Pemerintah berharap BLKK yang telah memiliki lembaga inkubator resmi, dapat berperan secara intensif dalam pembangunan ketenagakerjaan, khususnya program perluasan kesempatan kerja.
“Saya harap Bapak/Ibu tidak bingung dengan bertambahnya tugas BLKK sebagai lembaga inkubator. Lembaga inkubator yang telah didirikan secara formal di bawah BLKK atau di bawah yayasan induk, merupakan upaya memandirikan BLK Komunitas itu sendiri, ” ujar Titik Mas’sudah.
Titik mengungkapkan sejak tahun 2017 hingga 2023, Kemnaker telah membangun 4.282 BLK Komunitas yang tersebar di seluruh Indonesia. BLKK secara tradisional berfokus pada pemberian pelatihan keterampilan kerja.

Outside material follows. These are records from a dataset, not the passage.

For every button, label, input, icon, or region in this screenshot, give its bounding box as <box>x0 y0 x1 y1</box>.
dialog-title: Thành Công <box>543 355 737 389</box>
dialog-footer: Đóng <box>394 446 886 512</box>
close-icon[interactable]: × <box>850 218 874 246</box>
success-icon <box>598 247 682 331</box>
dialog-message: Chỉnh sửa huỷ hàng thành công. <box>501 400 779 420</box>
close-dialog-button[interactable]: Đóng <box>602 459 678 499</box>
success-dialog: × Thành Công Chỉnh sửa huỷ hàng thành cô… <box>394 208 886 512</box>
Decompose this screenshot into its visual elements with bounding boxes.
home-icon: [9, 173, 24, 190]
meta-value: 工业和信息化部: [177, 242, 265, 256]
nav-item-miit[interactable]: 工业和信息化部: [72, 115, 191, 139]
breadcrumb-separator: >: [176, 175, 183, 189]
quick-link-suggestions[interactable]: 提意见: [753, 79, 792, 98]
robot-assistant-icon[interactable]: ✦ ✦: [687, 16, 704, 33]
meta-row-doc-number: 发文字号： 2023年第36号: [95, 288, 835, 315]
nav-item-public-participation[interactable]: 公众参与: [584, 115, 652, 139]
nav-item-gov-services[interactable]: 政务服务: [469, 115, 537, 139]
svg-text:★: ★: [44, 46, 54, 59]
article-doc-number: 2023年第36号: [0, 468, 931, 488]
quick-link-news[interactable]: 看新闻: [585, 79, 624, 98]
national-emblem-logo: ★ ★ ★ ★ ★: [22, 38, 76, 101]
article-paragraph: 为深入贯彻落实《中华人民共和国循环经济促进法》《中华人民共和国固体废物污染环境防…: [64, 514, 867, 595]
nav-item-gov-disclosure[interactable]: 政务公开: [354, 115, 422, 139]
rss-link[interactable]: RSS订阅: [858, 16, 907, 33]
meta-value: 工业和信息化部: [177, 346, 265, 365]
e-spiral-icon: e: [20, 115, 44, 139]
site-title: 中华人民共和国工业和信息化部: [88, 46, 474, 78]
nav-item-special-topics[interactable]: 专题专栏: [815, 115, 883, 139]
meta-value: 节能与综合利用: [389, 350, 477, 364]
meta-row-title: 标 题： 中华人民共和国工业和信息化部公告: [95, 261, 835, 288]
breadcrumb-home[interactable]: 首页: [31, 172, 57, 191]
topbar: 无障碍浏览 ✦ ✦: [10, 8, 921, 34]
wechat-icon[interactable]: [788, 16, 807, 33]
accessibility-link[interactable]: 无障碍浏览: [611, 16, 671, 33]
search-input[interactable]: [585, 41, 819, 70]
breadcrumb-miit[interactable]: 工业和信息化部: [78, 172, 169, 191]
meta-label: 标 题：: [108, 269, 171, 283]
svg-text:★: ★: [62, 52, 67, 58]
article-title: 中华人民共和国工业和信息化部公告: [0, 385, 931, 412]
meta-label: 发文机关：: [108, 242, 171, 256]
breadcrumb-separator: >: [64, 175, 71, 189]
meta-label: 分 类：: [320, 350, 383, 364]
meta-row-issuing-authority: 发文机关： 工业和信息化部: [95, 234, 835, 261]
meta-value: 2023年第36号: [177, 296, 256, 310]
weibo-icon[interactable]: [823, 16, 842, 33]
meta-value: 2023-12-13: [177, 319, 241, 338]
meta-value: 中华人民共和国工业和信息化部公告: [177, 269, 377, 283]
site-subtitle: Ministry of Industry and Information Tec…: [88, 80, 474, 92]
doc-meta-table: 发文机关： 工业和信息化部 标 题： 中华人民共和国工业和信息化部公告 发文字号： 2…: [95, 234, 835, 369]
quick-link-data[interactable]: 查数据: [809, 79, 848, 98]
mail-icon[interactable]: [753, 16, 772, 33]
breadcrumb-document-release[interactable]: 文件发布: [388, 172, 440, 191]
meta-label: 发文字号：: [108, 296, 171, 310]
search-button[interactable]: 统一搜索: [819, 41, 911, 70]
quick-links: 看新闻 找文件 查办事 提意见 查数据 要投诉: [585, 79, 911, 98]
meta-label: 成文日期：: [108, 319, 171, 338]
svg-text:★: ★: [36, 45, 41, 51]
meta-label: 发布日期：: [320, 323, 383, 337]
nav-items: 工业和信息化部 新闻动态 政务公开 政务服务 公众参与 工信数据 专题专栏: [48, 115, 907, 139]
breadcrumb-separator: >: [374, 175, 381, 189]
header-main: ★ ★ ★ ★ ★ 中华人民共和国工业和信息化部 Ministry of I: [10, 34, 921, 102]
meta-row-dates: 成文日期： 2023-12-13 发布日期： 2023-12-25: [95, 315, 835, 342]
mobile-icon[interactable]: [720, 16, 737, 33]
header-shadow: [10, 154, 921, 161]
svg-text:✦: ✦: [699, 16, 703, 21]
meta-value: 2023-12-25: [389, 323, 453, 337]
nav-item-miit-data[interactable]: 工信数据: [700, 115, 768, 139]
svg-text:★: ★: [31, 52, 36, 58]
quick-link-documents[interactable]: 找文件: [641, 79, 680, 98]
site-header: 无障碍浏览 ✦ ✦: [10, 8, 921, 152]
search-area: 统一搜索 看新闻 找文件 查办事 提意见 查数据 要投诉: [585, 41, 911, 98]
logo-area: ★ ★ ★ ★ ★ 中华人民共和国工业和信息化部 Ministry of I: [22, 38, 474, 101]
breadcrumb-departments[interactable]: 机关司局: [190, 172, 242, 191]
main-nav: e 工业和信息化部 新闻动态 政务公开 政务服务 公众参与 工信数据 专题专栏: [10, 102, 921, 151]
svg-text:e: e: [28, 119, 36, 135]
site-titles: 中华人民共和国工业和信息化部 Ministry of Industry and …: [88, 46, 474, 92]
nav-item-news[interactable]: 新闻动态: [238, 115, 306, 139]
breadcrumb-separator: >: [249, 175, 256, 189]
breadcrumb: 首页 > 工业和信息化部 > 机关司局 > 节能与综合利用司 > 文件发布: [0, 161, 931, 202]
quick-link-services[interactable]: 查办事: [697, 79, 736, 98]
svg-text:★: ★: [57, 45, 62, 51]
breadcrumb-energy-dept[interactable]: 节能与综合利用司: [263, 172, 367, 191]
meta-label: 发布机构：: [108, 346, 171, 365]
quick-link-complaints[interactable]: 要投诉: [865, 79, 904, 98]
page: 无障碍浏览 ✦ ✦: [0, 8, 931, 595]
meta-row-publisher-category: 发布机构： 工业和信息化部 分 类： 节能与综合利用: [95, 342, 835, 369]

Namun transformasi menjadi inkubator membawa BLKK ke level yang lebih tinggi.
“Inkubator tak hanya memberikan
pelatihan, tetapi juga pendampingan komprehensif, akses permodalan, jaringan, dan ruang usaha. Pendekatan holistik ini menciptakan ekosistem yang kondusif bagi lahirnya wirausaha baru, ” kata Titik.